For each subject we observe, we have a subject-specific intercept $\mu_{i}$, a constant effect of condition $j$ (as constrained by the data) and an observation-specific error $\eta_{ij}$.


### Fitting Individual Linear Models in `R`
Each time we do this, we will collect the estimates of $\mu_{i}$ and $\epsilon_{ij}$, just to demonstrate that these are the elements that truly *do* change with each new subject. We will then show the distribution of these at the end to illustrate that these terms are indeed *random variables*.

### The Hierarchical Model

... Given the model above, we can start to play around with how it is written. This will lead us directly to the *multilevel* way of viewing these models.

Remembering back to how we can specify a linear model in terms of either a distribution on the *outcome variable* or a distribution on the *errors*, we can do exactly the same thing with the $\mu_{i}$ terms. At present, this is expressed as a distribution on the outcome variable (all the different observed values of $\mu_{i}$). But we can separate this out like so

$$
\begin{alignat*}{1}
    y_{ij}    &= \mu_{i} + \alpha_{j} + \eta_{ij}        \\
    \mu_{i}   &= \mu + S_{i}                              \\
    S_{i}     &\sim \mathcal{N}\left(0,\sigma^{2}_{b}\right) \\
    \eta_{ij} &\sim \mathcal{N}\left(0,\sigma^{2}_{w}\right) \\
\end{alignat*}
$$

So we have written $\mu_{i}$ in terms of its *mean function* and a new error term $S_{i}$. This is *exactly* the multilevel/hierarchical perspective. We now have *two levels* of variation that we are modelling. Level 1 expresses the model for an individual subject and Level 2 expresses the model for the *group* of subjects. We could write this like so

$$
\begin{alignat*}{2}
\text{Level 1 (Subject)}\quad&
\begin{cases}
    y_{ij}    = \mu_{i} + \alpha_{j} + \eta_{ij}            \\
    \eta_{ij} \sim \mathcal{N}\left(0,\sigma^{2}_{w}\right) \\
    
\end{cases} \\
\text{Level 2 (Group)}\quad&
\begin{cases}
    \mu_{i} = \mu + S_{i}                                 \\
    S_{i}   \sim \mathcal{N}\left(0,\sigma^{2}_{b}\right) \\
    \end{cases}
\end{alignat*}
$$

## From Hierarchy to Mixed-effects
... So, the key here is recognising that we can collapse the two equations

$$
\begin{alignat*}{1}
    y_{ij}    &= \mu_{i} + \alpha_{j} + \eta_{ij}  \\
    \mu_{i}   &= \mu + S_{i}                       \\
\end{alignat*}
$$

After all, we can see exactly what $\mu_{i}$ is equal to.

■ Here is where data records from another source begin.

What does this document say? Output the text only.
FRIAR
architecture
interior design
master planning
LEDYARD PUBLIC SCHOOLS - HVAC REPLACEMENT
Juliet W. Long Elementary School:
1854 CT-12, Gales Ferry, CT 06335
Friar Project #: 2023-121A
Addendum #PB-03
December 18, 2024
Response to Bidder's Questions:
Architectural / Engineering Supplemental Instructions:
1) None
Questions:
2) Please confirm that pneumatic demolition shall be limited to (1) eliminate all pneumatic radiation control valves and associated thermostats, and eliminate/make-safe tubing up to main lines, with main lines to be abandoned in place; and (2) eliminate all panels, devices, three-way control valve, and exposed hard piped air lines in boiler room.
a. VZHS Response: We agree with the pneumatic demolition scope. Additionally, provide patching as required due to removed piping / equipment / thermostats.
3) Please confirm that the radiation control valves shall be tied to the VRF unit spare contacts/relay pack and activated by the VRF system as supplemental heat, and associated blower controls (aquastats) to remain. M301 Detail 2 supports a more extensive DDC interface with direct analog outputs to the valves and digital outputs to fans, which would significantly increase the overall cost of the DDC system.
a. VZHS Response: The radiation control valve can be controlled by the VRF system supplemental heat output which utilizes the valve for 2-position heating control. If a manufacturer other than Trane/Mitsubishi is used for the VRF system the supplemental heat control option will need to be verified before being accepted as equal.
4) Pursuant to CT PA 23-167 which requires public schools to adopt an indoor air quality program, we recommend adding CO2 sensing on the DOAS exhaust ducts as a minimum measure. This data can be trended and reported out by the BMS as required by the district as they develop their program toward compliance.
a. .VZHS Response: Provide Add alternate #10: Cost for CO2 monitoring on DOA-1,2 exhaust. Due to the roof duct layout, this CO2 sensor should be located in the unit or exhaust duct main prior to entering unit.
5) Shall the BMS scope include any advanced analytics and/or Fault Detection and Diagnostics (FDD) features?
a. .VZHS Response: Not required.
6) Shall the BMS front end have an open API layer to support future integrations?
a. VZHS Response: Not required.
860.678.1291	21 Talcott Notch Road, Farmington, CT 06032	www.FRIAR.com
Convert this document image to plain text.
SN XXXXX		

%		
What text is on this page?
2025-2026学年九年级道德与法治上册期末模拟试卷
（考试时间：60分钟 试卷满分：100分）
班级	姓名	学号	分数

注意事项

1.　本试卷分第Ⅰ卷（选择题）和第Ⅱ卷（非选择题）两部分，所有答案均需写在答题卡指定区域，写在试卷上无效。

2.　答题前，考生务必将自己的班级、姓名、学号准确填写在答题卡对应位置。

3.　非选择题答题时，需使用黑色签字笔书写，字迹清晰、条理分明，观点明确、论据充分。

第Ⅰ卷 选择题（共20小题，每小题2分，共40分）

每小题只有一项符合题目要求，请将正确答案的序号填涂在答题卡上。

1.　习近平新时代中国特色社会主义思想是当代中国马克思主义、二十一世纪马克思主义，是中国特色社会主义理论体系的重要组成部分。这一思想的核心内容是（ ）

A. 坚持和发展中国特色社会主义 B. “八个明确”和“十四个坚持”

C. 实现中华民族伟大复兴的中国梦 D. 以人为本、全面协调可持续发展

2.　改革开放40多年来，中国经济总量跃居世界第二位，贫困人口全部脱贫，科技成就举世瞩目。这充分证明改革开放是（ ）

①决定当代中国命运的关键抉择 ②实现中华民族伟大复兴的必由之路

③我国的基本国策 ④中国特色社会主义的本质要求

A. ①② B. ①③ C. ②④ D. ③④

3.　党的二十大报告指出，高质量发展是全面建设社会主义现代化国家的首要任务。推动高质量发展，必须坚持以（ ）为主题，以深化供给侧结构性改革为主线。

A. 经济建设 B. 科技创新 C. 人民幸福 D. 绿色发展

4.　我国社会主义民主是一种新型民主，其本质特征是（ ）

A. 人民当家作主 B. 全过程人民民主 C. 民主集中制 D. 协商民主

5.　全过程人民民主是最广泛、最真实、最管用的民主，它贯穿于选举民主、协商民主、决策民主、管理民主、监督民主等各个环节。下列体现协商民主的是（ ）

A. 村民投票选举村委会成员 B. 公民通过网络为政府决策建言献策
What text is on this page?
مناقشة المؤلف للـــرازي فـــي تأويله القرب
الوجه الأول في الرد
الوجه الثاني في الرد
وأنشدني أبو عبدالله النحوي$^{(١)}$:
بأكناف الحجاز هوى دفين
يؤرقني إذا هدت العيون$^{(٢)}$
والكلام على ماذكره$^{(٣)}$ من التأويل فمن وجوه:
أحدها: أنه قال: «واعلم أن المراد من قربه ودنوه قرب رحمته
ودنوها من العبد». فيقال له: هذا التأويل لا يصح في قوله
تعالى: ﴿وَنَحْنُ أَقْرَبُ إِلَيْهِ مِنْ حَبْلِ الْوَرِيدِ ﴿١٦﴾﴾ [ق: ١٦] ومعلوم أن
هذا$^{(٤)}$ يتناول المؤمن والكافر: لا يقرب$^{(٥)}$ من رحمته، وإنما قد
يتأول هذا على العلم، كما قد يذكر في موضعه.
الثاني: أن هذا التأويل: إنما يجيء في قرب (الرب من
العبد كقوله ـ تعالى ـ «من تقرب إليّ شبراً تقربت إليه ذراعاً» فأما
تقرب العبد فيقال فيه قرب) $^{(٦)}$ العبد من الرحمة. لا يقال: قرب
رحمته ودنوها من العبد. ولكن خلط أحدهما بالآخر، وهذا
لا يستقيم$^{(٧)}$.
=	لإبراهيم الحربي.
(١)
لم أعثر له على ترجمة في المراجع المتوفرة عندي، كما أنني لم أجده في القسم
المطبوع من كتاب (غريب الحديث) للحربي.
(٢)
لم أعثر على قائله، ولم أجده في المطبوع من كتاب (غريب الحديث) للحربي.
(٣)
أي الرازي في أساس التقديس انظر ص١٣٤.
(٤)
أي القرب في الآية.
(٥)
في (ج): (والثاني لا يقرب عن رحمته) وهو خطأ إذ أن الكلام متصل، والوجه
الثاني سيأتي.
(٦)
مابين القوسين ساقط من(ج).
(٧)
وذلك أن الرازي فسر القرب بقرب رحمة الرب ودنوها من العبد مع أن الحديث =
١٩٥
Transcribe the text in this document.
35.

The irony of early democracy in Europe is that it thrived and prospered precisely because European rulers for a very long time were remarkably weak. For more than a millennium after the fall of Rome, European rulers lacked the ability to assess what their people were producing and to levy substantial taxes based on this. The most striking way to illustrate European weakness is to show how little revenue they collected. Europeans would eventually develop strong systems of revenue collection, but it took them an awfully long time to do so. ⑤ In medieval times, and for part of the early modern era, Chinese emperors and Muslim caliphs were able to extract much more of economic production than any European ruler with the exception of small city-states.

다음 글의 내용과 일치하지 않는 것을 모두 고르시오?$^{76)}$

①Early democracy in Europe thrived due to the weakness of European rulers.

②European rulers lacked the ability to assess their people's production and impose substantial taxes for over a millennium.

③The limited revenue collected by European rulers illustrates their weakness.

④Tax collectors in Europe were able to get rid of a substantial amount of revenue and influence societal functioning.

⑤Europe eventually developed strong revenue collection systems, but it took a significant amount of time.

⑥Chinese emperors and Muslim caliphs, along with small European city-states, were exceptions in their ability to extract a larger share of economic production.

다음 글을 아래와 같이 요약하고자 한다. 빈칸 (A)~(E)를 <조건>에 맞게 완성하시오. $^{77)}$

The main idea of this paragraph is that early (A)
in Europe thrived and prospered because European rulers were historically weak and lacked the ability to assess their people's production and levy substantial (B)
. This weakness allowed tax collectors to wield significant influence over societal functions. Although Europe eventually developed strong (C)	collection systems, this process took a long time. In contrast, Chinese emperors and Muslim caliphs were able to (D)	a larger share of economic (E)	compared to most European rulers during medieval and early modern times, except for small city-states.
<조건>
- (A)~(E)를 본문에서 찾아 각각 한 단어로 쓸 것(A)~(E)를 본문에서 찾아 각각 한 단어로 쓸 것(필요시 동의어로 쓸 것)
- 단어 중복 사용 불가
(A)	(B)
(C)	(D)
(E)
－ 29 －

So let us replace $\mu_{i}$ in the first equation with the equality in the second equation. If we do so, we get

$$
\begin{alignat*}{1}
    y_{ij} &= (\mu + S_{i}) + \alpha_{j} + \eta_{ij} \\
           &= \mu + \alpha_{j} + S_{i} + \eta_{ij}
\end{alignat*}
$$

with

$$
\begin{alignat*}{1}
    S_{i}     &\sim \mathcal{N}\left(0,\sigma^{2}_{b}\right) \\
    \eta_{ij} &\sim \mathcal{N}\left(0,\sigma^{2}_{w}\right) \\
\end{alignat*}
$$

This is *exactly the partitioned error model we saw last week*.